A quantum observable which received renewed attention recently is entanglement entropy. It's application ranges over several fields in physics, from condensed matter physics to general relativity. In this dissertation we study entanglement entropy for quantum field theories in the presence of defects and singularities.

We study entanglement entropy using the framework of AdS/CFT correspondence. We focus on entangling surfaces across ball-shaped regions for systems outside their ground state. Quantum field theories in the presence of defects are considered first. These are the six-dimensional $(2,0)$ theory in the presence of Wilson surfaces and the four-dimensional $\cN = 4$ super-Yang-Mills theory in the presence of surface defects of the disordered type. Their holographic entanglement entropy is calculated applying the Ryu-Takayanagi prescripstion on their holographic duals, which are eleven-dimensional supergravity (M-theory) solutions for the former and ten-dimensional type IIB supergravity solutions for the latter. Other holographic observables are computed as well: the holographic stress tensor and the expectation value of the defect (operator). For the disordered defects, an alternative expression for the additional entanglement entropy due to the defect (in terms of expectation values) is derived, adapting the method of Lewkowycz and Maldacena for Wilson loops. The two entanglement entropies agree up to an additional term, the origin of which may be attributed to the conformal anomaly of even dimensional defects as we discuss.

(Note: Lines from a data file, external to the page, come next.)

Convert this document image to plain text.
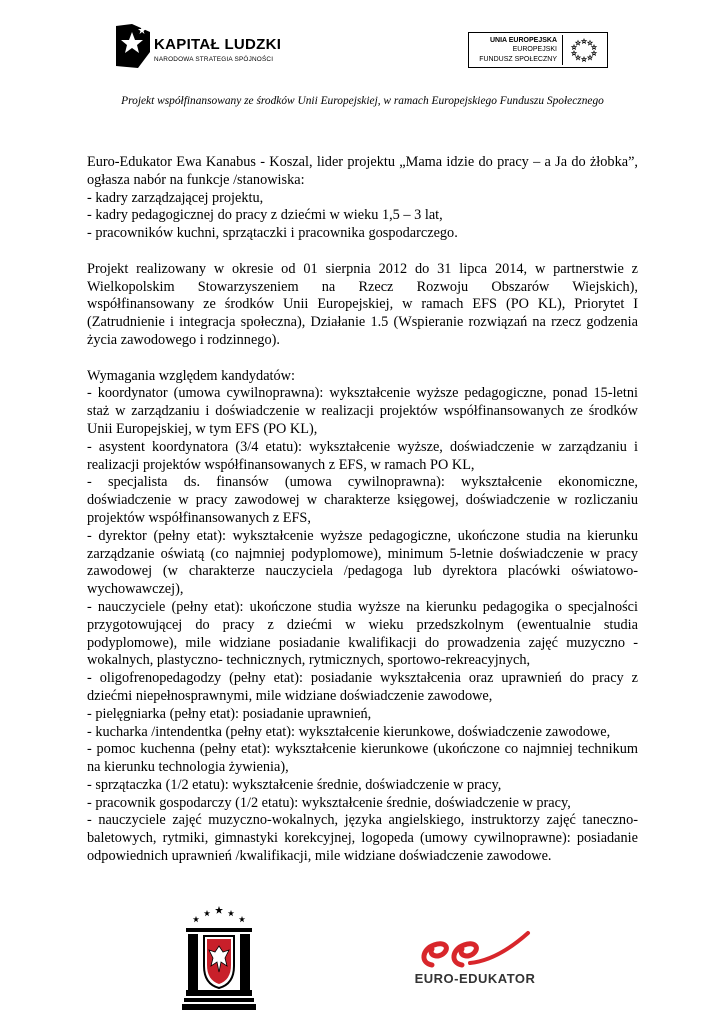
KAPITAŁ LUDZKI
NARODOWA STRATEGIA SPÓJNOŚCI
UNIA EUROPEJSKA
EUROPEJSKI
FUNDUSZ SPOŁECZNY
Projekt współfinansowany ze środków Unii Europejskiej, w ramach Europejskiego Funduszu Społecznego

Euro-Edukator Ewa Kanabus - Koszal, lider projektu „Mama idzie do pracy – a Ja do żłobka”,

ogłasza nabór na funkcje /stanowiska:

- kadry zarządzającej projektu,

- kadry pedagogicznej do pracy z dziećmi w wieku 1,5 – 3 lat,

- pracowników kuchni, sprzątaczki i pracownika gospodarczego.

Projekt realizowany w okresie od 01 sierpnia 2012 do 31 lipca 2014, w partnerstwie z

Wielkopolskim Stowarzyszeniem na Rzecz Rozwoju Obszarów Wiejskich),

współfinansowany ze środków Unii Europejskiej, w ramach EFS (PO KL), Priorytet I

(Zatrudnienie i integracja społeczna), Działanie 1.5 (Wspieranie rozwiązań na rzecz godzenia

życia zawodowego i rodzinnego).

Wymagania względem kandydatów:

- koordynator (umowa cywilnoprawna): wykształcenie wyższe pedagogiczne, ponad 15-letni

staż w zarządzaniu i doświadczenie w realizacji projektów współfinansowanych ze środków

Unii Europejskiej, w tym EFS (PO KL),

- asystent koordynatora (3/4 etatu): wykształcenie wyższe, doświadczenie w zarządzaniu i

realizacji projektów współfinansowanych z EFS, w ramach PO KL,

- specjalista ds. finansów (umowa cywilnoprawna): wykształcenie ekonomiczne,

doświadczenie w pracy zawodowej w charakterze księgowej, doświadczenie w rozliczaniu

projektów współfinansowanych z EFS,

- dyrektor (pełny etat): wykształcenie wyższe pedagogiczne, ukończone studia na kierunku

zarządzanie oświatą (co najmniej podyplomowe), minimum 5-letnie doświadczenie w pracy

zawodowej (w charakterze nauczyciela /pedagoga lub dyrektora placówki oświatowo-

wychowawczej),

- nauczyciele (pełny etat): ukończone studia wyższe na kierunku pedagogika o specjalności

przygotowującej do pracy z dziećmi w wieku przedszkolnym (ewentualnie studia

podyplomowe), mile widziane posiadanie kwalifikacji do prowadzenia zajęć muzyczno -

wokalnych, plastyczno- technicznych, rytmicznych, sportowo-rekreacyjnych,

- oligofrenopedagodzy (pełny etat): posiadanie wykształcenia oraz uprawnień do pracy z

dziećmi niepełnosprawnymi, mile widziane doświadczenie zawodowe,

- pielęgniarka (pełny etat): posiadanie uprawnień,

- kucharka /intendentka (pełny etat): wykształcenie kierunkowe, doświadczenie zawodowe,

- pomoc kuchenna (pełny etat): wykształcenie kierunkowe (ukończone co najmniej technikum

na kierunku technologia żywienia),

- sprzątaczka (1/2 etatu): wykształcenie średnie, doświadczenie w pracy,

- pracownik gospodarczy (1/2 etatu): wykształcenie średnie, doświadczenie w pracy,

- nauczyciele zajęć muzyczno-wokalnych, języka angielskiego, instruktorzy zajęć taneczno-

baletowych, rytmiki, gimnastyki korekcyjnej, logopeda (umowy cywilnoprawne): posiadanie

odpowiednich uprawnień /kwalifikacji, mile widziane doświadczenie zawodowe.

EURO-EDUKATOR
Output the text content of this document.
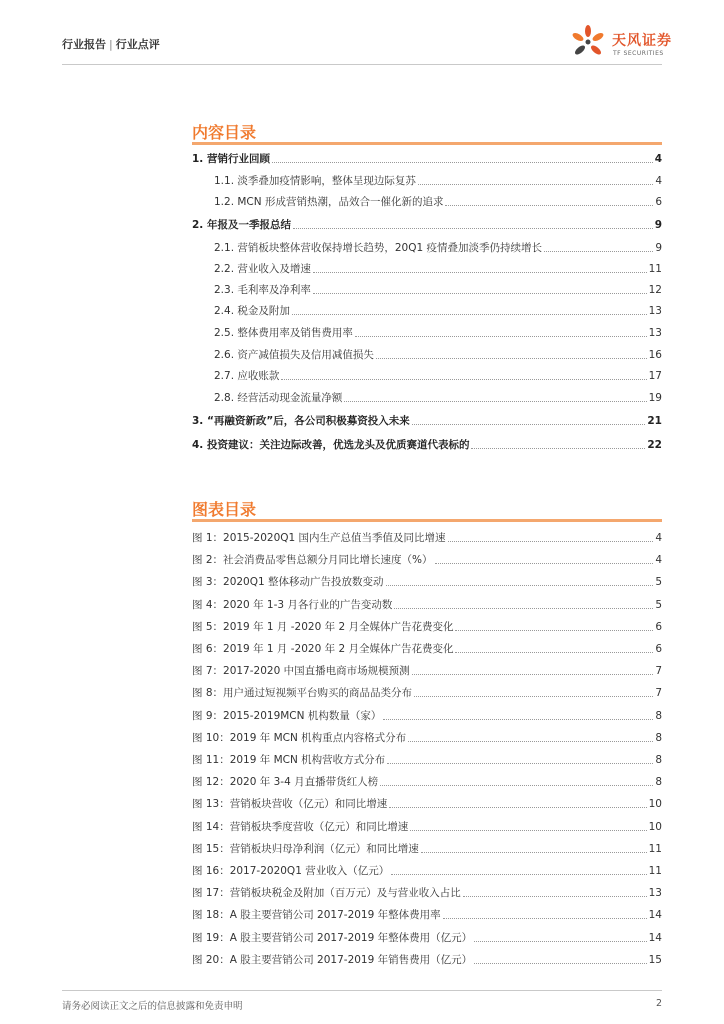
行业报告 | 行业点评	天风证券
TF SECURITIES
内容目录
1. 营销行业回顾	4
1.1. 淡季叠加疫情影响，整体呈现边际复苏	4
1.2. MCN 形成营销热潮，品效合一催化新的追求	6
2. 年报及一季报总结	9
2.1. 营销板块整体营收保持增长趋势，20Q1 疫情叠加淡季仍持续增长	9
2.2. 营业收入及增速	11
2.3. 毛利率及净利率	12
2.4. 税金及附加	13
2.5. 整体费用率及销售费用率	13
2.6. 资产减值损失及信用减值损失	16
2.7. 应收账款	17
2.8. 经营活动现金流量净额	19
3. “再融资新政”后，各公司积极募资投入未来	21
4. 投资建议：关注边际改善，优选龙头及优质赛道代表标的	22
图表目录
图 1：2015-2020Q1 国内生产总值当季值及同比增速	4
图 2：社会消费品零售总额分月同比增长速度（%）	4
图 3：2020Q1 整体移动广告投放数变动	5
图 4：2020 年 1-3 月各行业的广告变动数	5
图 5：2019 年 1 月 -2020 年 2 月全媒体广告花费变化	6
图 6：2019 年 1 月 -2020 年 2 月全媒体广告花费变化	6
图 7：2017-2020 中国直播电商市场规模预测	7
图 8：用户通过短视频平台购买的商品品类分布	7
图 9：2015-2019MCN 机构数量（家）	8
图 10：2019 年 MCN 机构重点内容格式分布	8
图 11：2019 年 MCN 机构营收方式分布	8
图 12：2020 年 3-4 月直播带货红人榜	8
图 13：营销板块营收（亿元）和同比增速	10
图 14：营销板块季度营收（亿元）和同比增速	10
图 15：营销板块归母净利润（亿元）和同比增速	11
图 16：2017-2020Q1 营业收入（亿元）	11
图 17：营销板块税金及附加（百万元）及与营业收入占比	13
图 18：A 股主要营销公司 2017-2019 年整体费用率	14
图 19：A 股主要营销公司 2017-2019 年整体费用（亿元）	14
图 20：A 股主要营销公司 2017-2019 年销售费用（亿元）	15
请务必阅读正文之后的信息披露和免责申明	2
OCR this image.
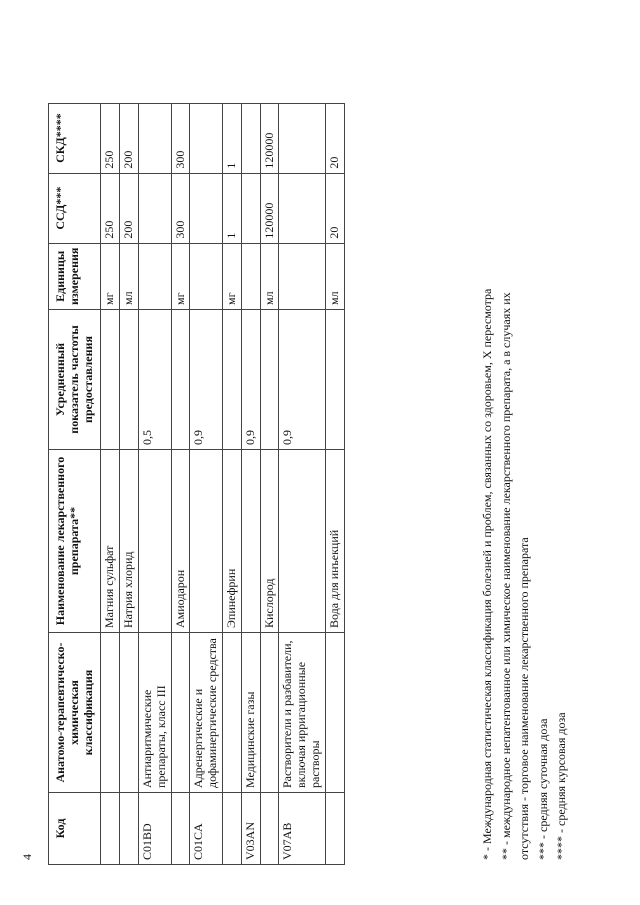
4
Код	Анатомо-терапевтическо-химическая классификация	Наименование лекарственного препарата**	Усредненный показатель частоты предоставления	Единицы измерения	ССД***	СКД****
		Магния сульфат		мг	250	250
		Натрия хлорид		мл	200	200
C01BD	Антиаритмические препараты, класс III		0,5			
		Амиодарон		мг	300	300
C01CA	Адренергические и дофаминергические средства		0,9			
		Эпинефрин		мг	1	1
V03AN	Медицинские газы		0,9			
		Кислород		мл	120000	120000
V07AB	Растворители и разбавители, включая ирригационные растворы		0,9			
		Вода для инъекций		мл	20	20
* - Международная статистическая классификация болезней и проблем, связанных со здоровьем, X пересмотра ** - международное непатентованное или химическое наименование лекарственного препарата, а в случаях их отсутствия - торговое наименование лекарственного препарата *** - средняя суточная доза **** - средняя курсовая доза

The holographic entanglement and free energy is computed for five-dimensional super conformal field theories, starting from their holographic supergravity duals. Although the supergravity solutions possess singularities, these do not obstruct our calculations. The expected relation between the two observables is verified. This supports the supergravity solutions as holographic duals and gives the first quantitative results for five-dimensional superconformal field theories.